I first heard about this book from this award-winning book trailer for it:
I was terrified. But, since it was pretty much about zombies, I knew I would be forced to read it through my own drive to be an expert on something that scares me.
It turned out to be more creepy than gory. It takes place in a post-apocalyptic Earth where the dead have been attacking for so long that the way things were before “the Return” has been almost forgotten. Mary lives in a village protected by what essentially are chain link fences, with the dead coming out of the surrounding forest every day to moan through them. Her village is led by “the Sisters”, a secretive religious group that seeks to keep the village population ignorant of any world outside the fences for their own good, claiming that the village is all that’s left of humanity. Then the fences are breached and Mary, her brother, his wife (who’s been bitten), Harry (Mary’s betrothed), Travis (the guy Mary is totally in love with and everyone knows it), and Cass (Mary’s BFF and Travis’ betrothed) escape into the woods beyond the fences with an adorable puppy and your typical Orphaned By Zombies Waif. Mary is intent on finding the ocean, while everyone else tells her she’s crazy and freaks out.

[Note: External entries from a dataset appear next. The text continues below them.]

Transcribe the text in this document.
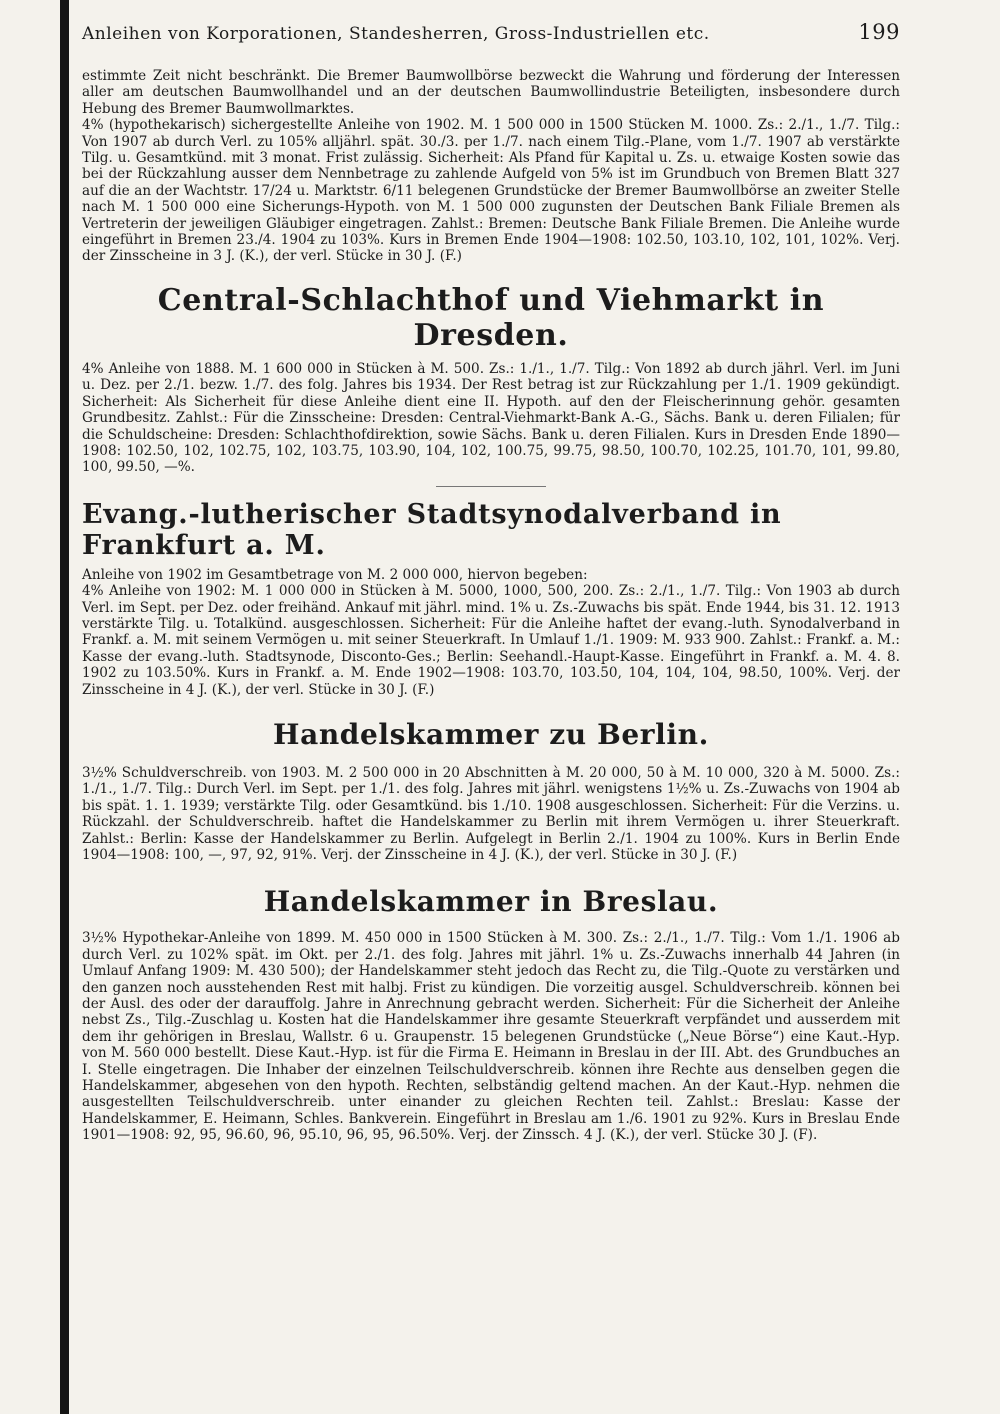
Anleihen von Korporationen, Standesherren, Gross-Industriellen etc.	199

estimmte Zeit nicht beschränkt. Die Bremer Baumwollbörse bezweckt die Wahrung und förderung der Interessen aller am deutschen Baumwollhandel und an der deutschen Baumwollindustrie Beteiligten, insbesondere durch Hebung des Bremer Baumwollmarktes.

4% (hypothekarisch) sichergestellte Anleihe von 1902. M. 1 500 000 in 1500 Stücken M. 1000. Zs.: 2./1., 1./7. Tilg.: Von 1907 ab durch Verl. zu 105% alljährl. spät. 30./3. per 1./7. nach einem Tilg.-Plane, vom 1./7. 1907 ab verstärkte Tilg. u. Gesamtkünd. mit 3 monat. Frist zulässig. Sicherheit: Als Pfand für Kapital u. Zs. u. etwaige Kosten sowie das bei der Rückzahlung ausser dem Nennbetrage zu zahlende Aufgeld von 5% ist im Grundbuch von Bremen Blatt 327 auf die an der Wachtstr. 17/24 u. Marktstr. 6/11 belegenen Grundstücke der Bremer Baumwollbörse an zweiter Stelle nach M. 1 500 000 eine Sicherungs-Hypoth. von M. 1 500 000 zugunsten der Deutschen Bank Filiale Bremen als Vertreterin der jeweiligen Gläubiger eingetragen. Zahlst.: Bremen: Deutsche Bank Filiale Bremen. Die Anleihe wurde eingeführt in Bremen 23./4. 1904 zu 103%. Kurs in Bremen Ende 1904—1908: 102.50, 103.10, 102, 101, 102%. Verj. der Zinsscheine in 3 J. (K.), der verl. Stücke in 30 J. (F.)

Central-Schlachthof und Viehmarkt in Dresden.

4% Anleihe von 1888. M. 1 600 000 in Stücken à M. 500. Zs.: 1./1., 1./7. Tilg.: Von 1892 ab durch jährl. Verl. im Juni u. Dez. per 2./1. bezw. 1./7. des folg. Jahres bis 1934. Der Rest betrag ist zur Rückzahlung per 1./1. 1909 gekündigt. Sicherheit: Als Sicherheit für diese Anleihe dient eine II. Hypoth. auf den der Fleischerinnung gehör. gesamten Grundbesitz. Zahlst.: Für die Zinsscheine: Dresden: Central-Viehmarkt-Bank A.-G., Sächs. Bank u. deren Filialen; für die Schuldscheine: Dresden: Schlachthofdirektion, sowie Sächs. Bank u. deren Filialen. Kurs in Dresden Ende 1890—1908: 102.50, 102, 102.75, 102, 103.75, 103.90, 104, 102, 100.75, 99.75, 98.50, 100.70, 102.25, 101.70, 101, 99.80, 100, 99.50, —%.

Evang.-lutherischer Stadtsynodalverband in Frankfurt a. M.

Anleihe von 1902 im Gesamtbetrage von M. 2 000 000, hiervon begeben:

4% Anleihe von 1902: M. 1 000 000 in Stücken à M. 5000, 1000, 500, 200. Zs.: 2./1., 1./7. Tilg.: Von 1903 ab durch Verl. im Sept. per Dez. oder freihänd. Ankauf mit jährl. mind. 1% u. Zs.-Zuwachs bis spät. Ende 1944, bis 31. 12. 1913 verstärkte Tilg. u. Totalkünd. ausgeschlossen. Sicherheit: Für die Anleihe haftet der evang.-luth. Synodalverband in Frankf. a. M. mit seinem Vermögen u. mit seiner Steuerkraft. In Umlauf 1./1. 1909: M. 933 900. Zahlst.: Frankf. a. M.: Kasse der evang.-luth. Stadtsynode, Disconto-Ges.; Berlin: Seehandl.-Haupt-Kasse. Eingeführt in Frankf. a. M. 4. 8. 1902 zu 103.50%. Kurs in Frankf. a. M. Ende 1902—1908: 103.70, 103.50, 104, 104, 104, 98.50, 100%. Verj. der Zinsscheine in 4 J. (K.), der verl. Stücke in 30 J. (F.)

Handelskammer zu Berlin.

3½% Schuldverschreib. von 1903. M. 2 500 000 in 20 Abschnitten à M. 20 000, 50 à M. 10 000, 320 à M. 5000. Zs.: 1./1., 1./7. Tilg.: Durch Verl. im Sept. per 1./1. des folg. Jahres mit jährl. wenigstens 1½% u. Zs.-Zuwachs von 1904 ab bis spät. 1. 1. 1939; verstärkte Tilg. oder Gesamtkünd. bis 1./10. 1908 ausgeschlossen. Sicherheit: Für die Verzins. u. Rückzahl. der Schuldverschreib. haftet die Handelskammer zu Berlin mit ihrem Vermögen u. ihrer Steuerkraft. Zahlst.: Berlin: Kasse der Handelskammer zu Berlin. Aufgelegt in Berlin 2./1. 1904 zu 100%. Kurs in Berlin Ende 1904—1908: 100, —, 97, 92, 91%. Verj. der Zinsscheine in 4 J. (K.), der verl. Stücke in 30 J. (F.)

Handelskammer in Breslau.

3½% Hypothekar-Anleihe von 1899. M. 450 000 in 1500 Stücken à M. 300. Zs.: 2./1., 1./7. Tilg.: Vom 1./1. 1906 ab durch Verl. zu 102% spät. im Okt. per 2./1. des folg. Jahres mit jährl. 1% u. Zs.-Zuwachs innerhalb 44 Jahren (in Umlauf Anfang 1909: M. 430 500); der Handelskammer steht jedoch das Recht zu, die Tilg.-Quote zu verstärken und den ganzen noch ausstehenden Rest mit halbj. Frist zu kündigen. Die vorzeitig ausgel. Schuldverschreib. können bei der Ausl. des oder der darauffolg. Jahre in Anrechnung gebracht werden. Sicherheit: Für die Sicherheit der Anleihe nebst Zs., Tilg.-Zuschlag u. Kosten hat die Handelskammer ihre gesamte Steuerkraft verpfändet und ausserdem mit dem ihr gehörigen in Breslau, Wallstr. 6 u. Graupenstr. 15 belegenen Grundstücke („Neue Börse“) eine Kaut.-Hyp. von M. 560 000 bestellt. Diese Kaut.-Hyp. ist für die Firma E. Heimann in Breslau in der III. Abt. des Grundbuches an I. Stelle eingetragen. Die Inhaber der einzelnen Teilschuldverschreib. können ihre Rechte aus denselben gegen die Handelskammer, abgesehen von den hypoth. Rechten, selbständig geltend machen. An der Kaut.-Hyp. nehmen die ausgestellten Teilschuldverschreib. unter einander zu gleichen Rechten teil. Zahlst.: Breslau: Kasse der Handelskammer, E. Heimann, Schles. Bankverein. Eingeführt in Breslau am 1./6. 1901 zu 92%. Kurs in Breslau Ende 1901—1908: 92, 95, 96.60, 96, 95.10, 96, 95, 96.50%. Verj. der Zinssch. 4 J. (K.), der verl. Stücke 30 J. (F).
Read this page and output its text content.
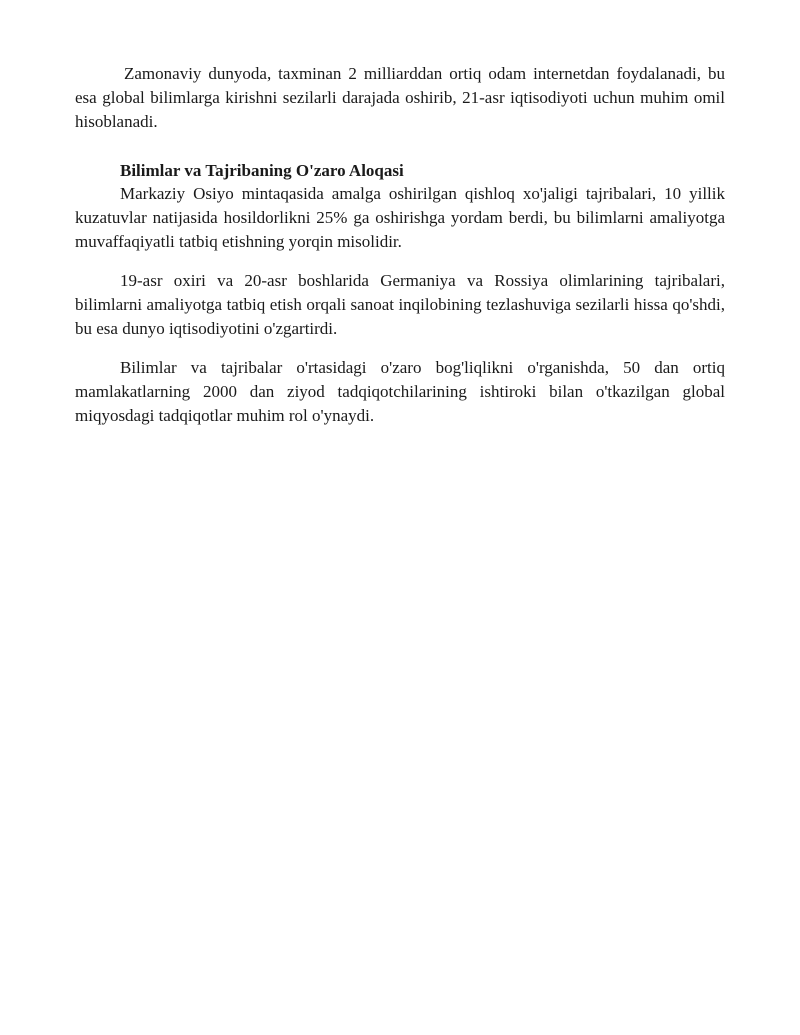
Zamonaviy dunyoda, taxminan 2 milliarddan ortiq odam internetdan foydalanadi, bu esa global bilimlarga kirishni sezilarli darajada oshirib, 21-asr iqtisodiyoti uchun muhim omil hisoblanadi.

Bilimlar va Tajribaning O'zaro Aloqasi

Markaziy Osiyo mintaqasida amalga oshirilgan qishloq xo'jaligi tajribalari, 10 yillik kuzatuvlar natijasida hosildorlikni 25% ga oshirishga yordam berdi, bu bilimlarni amaliyotga muvaffaqiyatli tatbiq etishning yorqin misolidir.

19-asr oxiri va 20-asr boshlarida Germaniya va Rossiya olimlarining tajribalari, bilimlarni amaliyotga tatbiq etish orqali sanoat inqilobining tezlashuviga sezilarli hissa qo'shdi, bu esa dunyo iqtisodiyotini o'zgartirdi.

Bilimlar va tajribalar o'rtasidagi o'zaro bog'liqlikni o'rganishda, 50 dan ortiq mamlakatlarning 2000 dan ziyod tadqiqotchilarining ishtiroki bilan o'tkazilgan global miqyosdagi tadqiqotlar muhim rol o'ynaydi.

The language of the book is what I think gives it its creepiness. The zombies are always referred to as “the Unconsecrated”, giving the entire thing weirdly religious overtones. The division between humans and the unconsecrated is also more blurred than in other zombie works. In the first few chapters, Mary’s mother sees Mary’s father return to the fences as one of the Unconsecrated and throws herself towards him, getting bitten through the interlacing metal. The Sisters give her a choice of being killed by their guards before the infection spreads (the logical zombie option) or being released into the forest to join the Unconsecrated and her husband. Mary’s mother chooses to join her husband and Mary, while watching her mother convulse with zombification, suddenly starts wondering if she should have dressed her more warmly, if her mother will finally know the answers to the questions she seeks, if the Unconsecrated know something she doesn’t. Because the timing of the book is so far after the Return, the Unconsecrated aren’t viewed with the same horror and Kill-Them-All attitude as in other works where they just begin to rise. To the people of Mary’s village, they’re just part of life, and no reason to interrupt the melodrama of ridiculous love triangles.
There’s a sequel, which I think is about Mary’s daughter (yeah, she, at least, lives) called The Dead-Tossed Waves. It’s also been recently announced that they’re making a movie, maybe starring Kristen Stewart. I cannot wait for all the needless dramatic pausing and intense blinking action.